Cristina Pavesi. Vittima di una mafia dimenticata troppo in fretta

Correva il treno su cui viaggiava Cristina Pavesi, ragazza di Conegliano, ventidue anni, studentessa universitaria. Correva l’anno 1990, era il 13 dicembre di tanti anni fa.

Tornava a casa quel giorno dopo aver concordato la tesi con il suo relatore. Poi un rumore assordante, come un lungo eco, e l’odore del bruciato misto al fumo, acre e intenso. Sono come bagliori. L’esplosione che coinvolge il diretto Bologna-Venezia mette fine alla vita di Cristina.

Cosa stava succedendo quella sera, intorno alle 18.30, lo sapevano bene i passeggeri di un altro treno, partito da Venezia direzione Milano e fermato nella campagna padovana, a Barbariga di Vigonza.

Lì, in quel punto, i treni iniziano a rallentare, a meno di dieci chilometri dalla città del Santo. E lì agirono come un commando d’assalto i mafiosi agli ordini di Felice Maniero, capo della Mafia del Brenta, l’organizzazione criminale nata lungo la Riviera. Il treno infatti era stato bloccato per compiere una rapina al vagone postale.

I passamontagna calati sui volti dei criminali diedero il via alla sparatoria con gli uomini della polfer. Ma il tesoro era a portata di mano – almeno così pensarono i mafiosi. Si decise allora di usare il tritolo, piazzato sui binari, per spezzare in due il convoglio e impadronirsi dei valori del vagone blindato.
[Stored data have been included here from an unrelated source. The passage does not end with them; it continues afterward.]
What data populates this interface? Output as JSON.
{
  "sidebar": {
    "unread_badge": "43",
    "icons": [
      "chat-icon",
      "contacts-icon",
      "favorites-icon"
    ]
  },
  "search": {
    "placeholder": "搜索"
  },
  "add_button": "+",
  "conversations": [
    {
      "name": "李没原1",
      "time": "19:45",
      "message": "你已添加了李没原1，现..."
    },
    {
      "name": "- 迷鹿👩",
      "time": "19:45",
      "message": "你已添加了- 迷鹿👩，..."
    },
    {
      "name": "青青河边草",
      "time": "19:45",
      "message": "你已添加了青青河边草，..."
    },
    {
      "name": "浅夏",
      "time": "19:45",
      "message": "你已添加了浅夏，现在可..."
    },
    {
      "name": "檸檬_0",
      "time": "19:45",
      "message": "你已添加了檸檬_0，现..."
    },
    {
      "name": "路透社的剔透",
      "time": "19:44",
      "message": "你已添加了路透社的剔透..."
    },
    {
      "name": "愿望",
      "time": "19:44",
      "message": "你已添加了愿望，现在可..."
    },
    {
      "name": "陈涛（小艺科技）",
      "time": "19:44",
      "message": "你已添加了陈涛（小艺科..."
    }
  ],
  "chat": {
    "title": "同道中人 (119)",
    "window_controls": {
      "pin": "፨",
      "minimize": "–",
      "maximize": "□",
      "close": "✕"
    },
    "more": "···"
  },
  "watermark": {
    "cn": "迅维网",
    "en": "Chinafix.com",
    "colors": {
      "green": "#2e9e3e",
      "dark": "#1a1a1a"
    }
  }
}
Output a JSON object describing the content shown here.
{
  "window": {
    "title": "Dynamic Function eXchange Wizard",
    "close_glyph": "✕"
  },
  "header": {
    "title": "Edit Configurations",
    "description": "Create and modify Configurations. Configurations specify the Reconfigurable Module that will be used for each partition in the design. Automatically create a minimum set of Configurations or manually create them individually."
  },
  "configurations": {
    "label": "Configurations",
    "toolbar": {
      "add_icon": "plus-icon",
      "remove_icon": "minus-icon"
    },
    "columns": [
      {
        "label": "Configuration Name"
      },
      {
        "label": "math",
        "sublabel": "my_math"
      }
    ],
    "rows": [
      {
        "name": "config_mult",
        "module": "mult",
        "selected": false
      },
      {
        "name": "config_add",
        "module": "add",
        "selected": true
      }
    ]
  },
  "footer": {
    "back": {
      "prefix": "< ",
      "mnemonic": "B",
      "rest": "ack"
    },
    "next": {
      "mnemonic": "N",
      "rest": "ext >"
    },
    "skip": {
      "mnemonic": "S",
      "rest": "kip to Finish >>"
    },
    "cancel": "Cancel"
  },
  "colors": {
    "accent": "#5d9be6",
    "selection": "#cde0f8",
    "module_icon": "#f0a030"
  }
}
In quel momento, quello della deflagrazione, del boato e dello spostamento d’aria, passava l’altro treno, quello di Cristina Pavesi, quello che non sarebbe mai giunto a destinazione. L’esplosione ferì anche altre persone.
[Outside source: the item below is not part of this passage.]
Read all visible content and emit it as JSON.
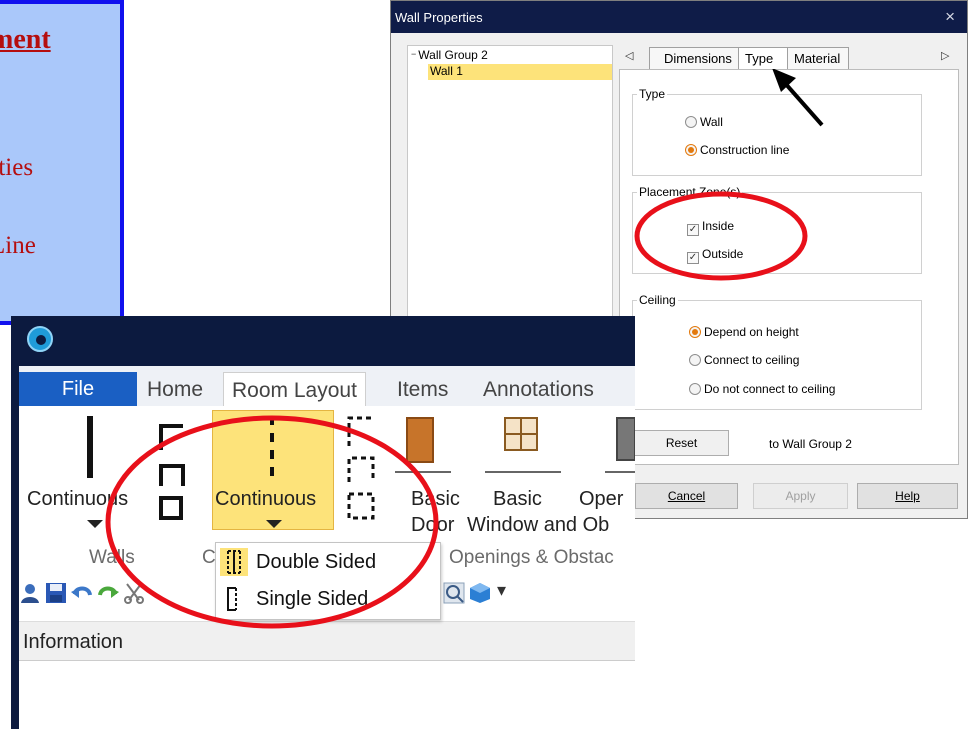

Ma la studentessa morì sul colpo. Inutili i soccorsi. Si trovava al momento sbagliato nel posto sbagliato. Una morte senza un perché. In quel momento, quello dell’omicidio, del sangue e delle grida, i mafiosi riuscirono comunque a impossessarsi del bottino e a scomparire nella campagna veneta. Mentre i treni rimanevano carcasse sventrate nell’oscurità tardo-autunnale.

Quello che seguì fu la negazione del dramma. “Un omicidio mai contestato a Maniero e di conseguenza a nessuno della sua banda. Con quella accusa e un’eventuale condanna, infatti, potrebbe saltare tutto il calcolo delle pene che gli ha permesso di diventare un collaboratore di giustizia e tornare libero“, scrive Ugo Dinello nel libro “Mafia a Nord Est”.

Ipotizzando quello che si mormora, di un accordo con la magistratura per salvare il suo “tesoro”, il denaro frutto di rapine come quella che costò la vita a Cristina Pavesi. Perché Maniero, che certa stampa ha soprannominato “Faccia d’angelo”, come se fosse una sorta di anti-eroe, come se fosse non un mafioso ma qualcuno destinato all'”intoccabilità”, non ha mai pagato.

È uno scandalo che nessuno di noi sia stato imputato per l’assassinio di Cristina Pavesi. Ci hanno contestato la rapina e io non sono mai stato condannato per quell’assassinio. Lo hanno fatto per aiutare Giulio Maniero [cugino di Felice]. Continuo ad avere un grande rimorso per la morte di quella ragazza” disse vent’anni dopo Paolo Pattarello, uno degli uomini che agì quella sera del 13 dicembre.

Correva l’anno 1990 quando in Veneto c’era una mafia che si faceva fatica a chiamare con quel nome. Poi cadde nell’oblio la mafia veneta. Anche al suo capo toccò la fortunata sorte. E Cristina Pavesi è ancora oggi una vittima senza giustizia. Il papà di Cristina è morto un’anno e mezzo dopo l’omicidio della figlia. Nessuno della Mafia del Brenta l’ha uccisa. Come se non fosse vittima di mafia.